Soares engagea très vite le Portugal sur deux voies : la décolonisation et la marche vers l’adhésion à ce qui était avant notre Union européenne, la Communauté économique européenne, mais pour des hommes comme lui, ses contemporains comme François Mitterrand, Felipe Gonzalez, les deux Helmut – Brandt et Schmidt – Andréas Papandréou, la destinée européenne ne se limite pas au marché, c’est une communauté de destin pour le renforcement de la paix et de la démocratie en mettant en commun ce qui permet aux peuples de vivre mieux les uns avec les autres plutôt que les uns aux dépens des autres…
Le chemin vers l’adhésion ne fut pas un parcours de santé. Le patronat portugais est alors majoritairement contre alors que la CEE est le principal partenaire économique du pays.
Les milieux agricoles, viticoles ou encore le secteur de la pêche dans le sud de la France sont alors réticents à l’entrée de l’Espagne et du Portugal.
Quand une partie de la classe politique française rejetait l’élargissement de la CEE
Lors du débat parlementaire, les communistes par la voix de Robert Montdargent, député maire d’Argenteuil dans le Val d’Oise, s’oppose à cet élargissement tout en revendiquant le soutien des communistes à ceux des Espagnols et des Portugais qui s’étaient opposés à la dictature. Il parle alors de « graves bouleversements que l’on tente d’imposer aux pays européens, en particulier à la France ».
Jacques Chirac, leader de l’opposition, annonce qu’il renégociera le traité d’adhésion s’il est en position pour le faire, jugeant l’entrée du Portugal – alors dirigé par un gouvernement de centre droit – contraire aux intérêts de la France.
Depuis, les choses ont bien changé. Le Portugal a cessé d’être la cible de clichés et d’un chauvinisme d’un autre temps, jusqu’à la crise financière de 2008-2009 durant laquelle, le « P » du sobriquet « PIGS » par lequel une certaine presse néo-libérale moquait les difficultés des pays d’Europe du sud (Portugal, Italie, Grèce, Espagne) considérés comme des économies faibles…
L’union européenne a souvent vu lors de ses élargissements une hostilité mâtinée de xénophobie et de clichés.
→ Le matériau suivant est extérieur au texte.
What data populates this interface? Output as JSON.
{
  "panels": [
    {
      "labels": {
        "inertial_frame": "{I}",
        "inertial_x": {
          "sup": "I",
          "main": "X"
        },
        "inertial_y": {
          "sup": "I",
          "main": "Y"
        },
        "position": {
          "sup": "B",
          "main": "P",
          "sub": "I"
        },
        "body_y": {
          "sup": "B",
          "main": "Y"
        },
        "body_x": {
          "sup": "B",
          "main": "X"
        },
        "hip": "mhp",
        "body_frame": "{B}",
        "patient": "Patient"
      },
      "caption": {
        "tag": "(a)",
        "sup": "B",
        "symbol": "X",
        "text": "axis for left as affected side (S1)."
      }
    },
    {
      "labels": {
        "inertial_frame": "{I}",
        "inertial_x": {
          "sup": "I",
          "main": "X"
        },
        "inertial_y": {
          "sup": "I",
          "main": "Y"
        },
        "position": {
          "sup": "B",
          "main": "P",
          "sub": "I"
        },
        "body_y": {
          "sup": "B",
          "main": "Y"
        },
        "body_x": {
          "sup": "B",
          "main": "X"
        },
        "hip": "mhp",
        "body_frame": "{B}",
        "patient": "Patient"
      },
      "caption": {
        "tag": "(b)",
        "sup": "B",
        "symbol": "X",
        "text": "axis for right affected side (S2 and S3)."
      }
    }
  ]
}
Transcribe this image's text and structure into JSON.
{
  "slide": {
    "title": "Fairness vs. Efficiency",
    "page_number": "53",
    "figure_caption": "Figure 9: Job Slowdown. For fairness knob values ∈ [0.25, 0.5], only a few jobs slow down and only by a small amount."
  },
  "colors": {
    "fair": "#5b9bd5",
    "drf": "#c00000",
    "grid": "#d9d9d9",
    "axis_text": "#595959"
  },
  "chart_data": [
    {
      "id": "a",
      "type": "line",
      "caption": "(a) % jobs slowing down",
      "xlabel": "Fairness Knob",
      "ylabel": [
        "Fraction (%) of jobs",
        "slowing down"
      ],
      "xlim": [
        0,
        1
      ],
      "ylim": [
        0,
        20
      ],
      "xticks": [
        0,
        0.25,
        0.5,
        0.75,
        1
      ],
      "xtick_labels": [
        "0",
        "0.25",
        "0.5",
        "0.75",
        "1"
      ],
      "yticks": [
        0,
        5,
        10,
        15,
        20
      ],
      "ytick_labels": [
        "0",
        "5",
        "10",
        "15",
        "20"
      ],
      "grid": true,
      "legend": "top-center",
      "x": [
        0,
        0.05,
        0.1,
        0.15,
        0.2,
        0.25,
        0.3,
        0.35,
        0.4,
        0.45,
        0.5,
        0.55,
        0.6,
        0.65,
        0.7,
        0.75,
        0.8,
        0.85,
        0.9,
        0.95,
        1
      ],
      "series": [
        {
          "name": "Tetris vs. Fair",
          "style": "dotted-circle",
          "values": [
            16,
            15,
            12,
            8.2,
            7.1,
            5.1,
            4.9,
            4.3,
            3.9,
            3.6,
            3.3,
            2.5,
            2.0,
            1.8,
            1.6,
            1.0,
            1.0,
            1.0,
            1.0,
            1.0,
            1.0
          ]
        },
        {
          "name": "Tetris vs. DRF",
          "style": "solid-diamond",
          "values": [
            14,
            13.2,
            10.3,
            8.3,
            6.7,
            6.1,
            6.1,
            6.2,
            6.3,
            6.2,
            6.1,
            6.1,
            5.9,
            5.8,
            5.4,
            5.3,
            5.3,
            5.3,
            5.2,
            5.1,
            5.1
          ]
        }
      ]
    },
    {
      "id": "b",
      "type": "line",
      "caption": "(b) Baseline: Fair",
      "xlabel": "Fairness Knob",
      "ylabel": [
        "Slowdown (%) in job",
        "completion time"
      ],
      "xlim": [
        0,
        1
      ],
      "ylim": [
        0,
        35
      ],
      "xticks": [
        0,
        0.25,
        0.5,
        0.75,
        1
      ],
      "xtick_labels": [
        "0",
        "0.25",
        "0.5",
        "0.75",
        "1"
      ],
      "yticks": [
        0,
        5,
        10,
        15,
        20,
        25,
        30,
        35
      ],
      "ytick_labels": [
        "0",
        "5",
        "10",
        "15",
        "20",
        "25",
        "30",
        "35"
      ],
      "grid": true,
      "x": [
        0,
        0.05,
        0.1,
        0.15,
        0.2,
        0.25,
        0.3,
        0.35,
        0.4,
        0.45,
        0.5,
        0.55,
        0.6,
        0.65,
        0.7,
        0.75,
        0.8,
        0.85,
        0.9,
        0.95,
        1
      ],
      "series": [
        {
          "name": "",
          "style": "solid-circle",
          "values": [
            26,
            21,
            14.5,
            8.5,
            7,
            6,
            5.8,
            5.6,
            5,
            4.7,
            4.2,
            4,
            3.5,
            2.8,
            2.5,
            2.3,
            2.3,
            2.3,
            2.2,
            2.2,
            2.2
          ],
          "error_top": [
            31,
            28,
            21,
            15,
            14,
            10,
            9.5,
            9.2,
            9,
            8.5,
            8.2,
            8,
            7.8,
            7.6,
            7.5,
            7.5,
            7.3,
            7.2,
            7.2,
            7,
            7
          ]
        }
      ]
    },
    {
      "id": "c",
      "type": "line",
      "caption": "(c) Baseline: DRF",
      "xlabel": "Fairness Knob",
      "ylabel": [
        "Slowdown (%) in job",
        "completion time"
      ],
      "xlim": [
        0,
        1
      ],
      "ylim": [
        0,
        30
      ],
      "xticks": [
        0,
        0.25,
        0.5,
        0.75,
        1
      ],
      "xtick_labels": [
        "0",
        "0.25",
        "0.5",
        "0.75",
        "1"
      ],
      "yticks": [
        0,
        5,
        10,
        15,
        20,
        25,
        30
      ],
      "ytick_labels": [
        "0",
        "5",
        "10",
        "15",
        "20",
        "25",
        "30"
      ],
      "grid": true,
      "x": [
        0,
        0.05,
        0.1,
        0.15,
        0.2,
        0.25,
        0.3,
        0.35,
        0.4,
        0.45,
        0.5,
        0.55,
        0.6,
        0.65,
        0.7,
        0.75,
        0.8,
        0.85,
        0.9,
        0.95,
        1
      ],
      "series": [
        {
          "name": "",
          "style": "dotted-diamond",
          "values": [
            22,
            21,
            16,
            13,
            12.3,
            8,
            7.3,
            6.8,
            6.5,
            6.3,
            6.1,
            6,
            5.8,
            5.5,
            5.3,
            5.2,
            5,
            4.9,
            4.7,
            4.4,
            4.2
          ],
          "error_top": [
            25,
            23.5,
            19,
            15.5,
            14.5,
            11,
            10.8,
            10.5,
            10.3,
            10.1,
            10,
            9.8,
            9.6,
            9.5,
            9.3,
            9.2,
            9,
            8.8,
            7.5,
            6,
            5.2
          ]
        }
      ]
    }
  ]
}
Lorsqu’il est question de divergences de vues avec l’Allemagne, qui n’a pas lu ou entendu des propos germanophobes ? Et que dire de la façon dont certains appréhendent les pays d’Europe centrale ou orientale ?
On est toujours l’étranger de quelqu’un. Se souvenir de Linda de Suza est indissociable de ce que les émigrés portugais ont connu comme difficultés.
Le Portugal, ce petit pays de l’Union européenne a fait une grande démonstration de sa capacité d’adaptation, un pays où l’extrême droite demeure encore groupusculaire, où la gauche se rassemble suffisamment longtemps pour qu’un gouvernement progressiste puisse sortir les Portugais de l’austérité…Pour avoir une Europe plus forte, il faut des Européens plus solidaires. Cela se passe bien sûr au niveau des gouvernements, mais aussi au niveau de celles et ceux qui « font » l’opinion.